It is crucial that dentists who treat traumatic dental injuries rule out concomitant brain injuries. Despite anatomic proximity, controversy exists regarding association between facial trauma and head injury. The aim of this study was to examine the association between dento-alveolar trauma (DAT) and traumatic brain injuries (TBI) using a national dataset of emergency department (ED) visits.
Nationwide Emergency Department Sample (NEDS) data, one of the Healthcare Cost and Utilization Project (HCUP) datasets, were analyzed. Encounters of patients age 0-18 years with International Classification of Diseases, Ninth Revision, Clinical Modification (ICD-9-CM) codes associated with DAT and TBI in the 2010 -2014 NEDS were identified. Data were analyzed using descriptive statistics, Chi-square test, and logistic regression models to investigate the association between DAT and TBI and factors associated with TBI in DAT-positive patients.
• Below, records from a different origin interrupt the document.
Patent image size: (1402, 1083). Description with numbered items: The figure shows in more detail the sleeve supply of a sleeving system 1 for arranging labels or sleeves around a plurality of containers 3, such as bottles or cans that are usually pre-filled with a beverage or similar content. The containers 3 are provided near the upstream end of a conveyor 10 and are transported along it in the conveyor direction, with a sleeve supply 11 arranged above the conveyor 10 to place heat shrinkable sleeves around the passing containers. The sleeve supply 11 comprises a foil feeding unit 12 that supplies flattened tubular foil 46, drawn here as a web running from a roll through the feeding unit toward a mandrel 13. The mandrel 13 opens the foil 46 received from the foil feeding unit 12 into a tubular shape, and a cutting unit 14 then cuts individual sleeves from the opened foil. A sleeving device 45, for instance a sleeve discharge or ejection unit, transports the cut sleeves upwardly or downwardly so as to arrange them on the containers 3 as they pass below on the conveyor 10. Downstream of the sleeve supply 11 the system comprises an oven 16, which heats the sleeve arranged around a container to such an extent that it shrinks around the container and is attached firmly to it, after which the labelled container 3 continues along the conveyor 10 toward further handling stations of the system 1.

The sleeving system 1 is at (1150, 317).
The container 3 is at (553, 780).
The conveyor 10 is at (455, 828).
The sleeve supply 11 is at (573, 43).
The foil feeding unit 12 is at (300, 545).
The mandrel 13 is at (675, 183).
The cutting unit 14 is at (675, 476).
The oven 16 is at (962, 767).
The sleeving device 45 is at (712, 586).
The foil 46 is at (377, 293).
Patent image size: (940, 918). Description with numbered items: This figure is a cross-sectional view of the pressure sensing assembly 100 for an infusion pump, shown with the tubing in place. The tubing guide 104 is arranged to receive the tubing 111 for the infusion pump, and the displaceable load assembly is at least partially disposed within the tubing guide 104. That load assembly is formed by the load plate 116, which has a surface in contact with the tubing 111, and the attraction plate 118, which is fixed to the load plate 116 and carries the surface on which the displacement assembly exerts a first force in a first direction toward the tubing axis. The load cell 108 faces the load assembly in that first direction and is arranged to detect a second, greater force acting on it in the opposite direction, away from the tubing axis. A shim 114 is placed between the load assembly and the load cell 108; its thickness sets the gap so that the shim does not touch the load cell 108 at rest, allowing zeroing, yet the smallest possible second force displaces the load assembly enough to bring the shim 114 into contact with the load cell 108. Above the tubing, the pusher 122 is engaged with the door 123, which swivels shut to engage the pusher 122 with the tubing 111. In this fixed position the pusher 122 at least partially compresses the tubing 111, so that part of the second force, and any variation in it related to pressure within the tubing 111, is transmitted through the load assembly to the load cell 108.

During the study period, 6,281,658 ED visits were associated with traumatic injuries. DAT was recorded in 93,408 (1.5%) and TBI was recorded in 996,334 (15.9%) of these traumatic injury visits. Within the group of DAT-positive encounters, 7,035 (7.5%) had codes associated with TBI. Of trauma encounters where a DAT was not involved (6,188,250 encounters), 989,299 (16%) had an associated TBI code. Patients with DAT had 0.20 odds of having TBI (95% CI, 0.19 to 0.20, P <.0001) compared with patients who did not have DAT when all other confounding variables were kept constant. Having multiple injuries, being involved in motor vehicle crashes, and injuries due to assault were associated with higher odds of concomitant TBI in patients who sustained DAT.
There was an inverse association between DAT and TBI in this study population.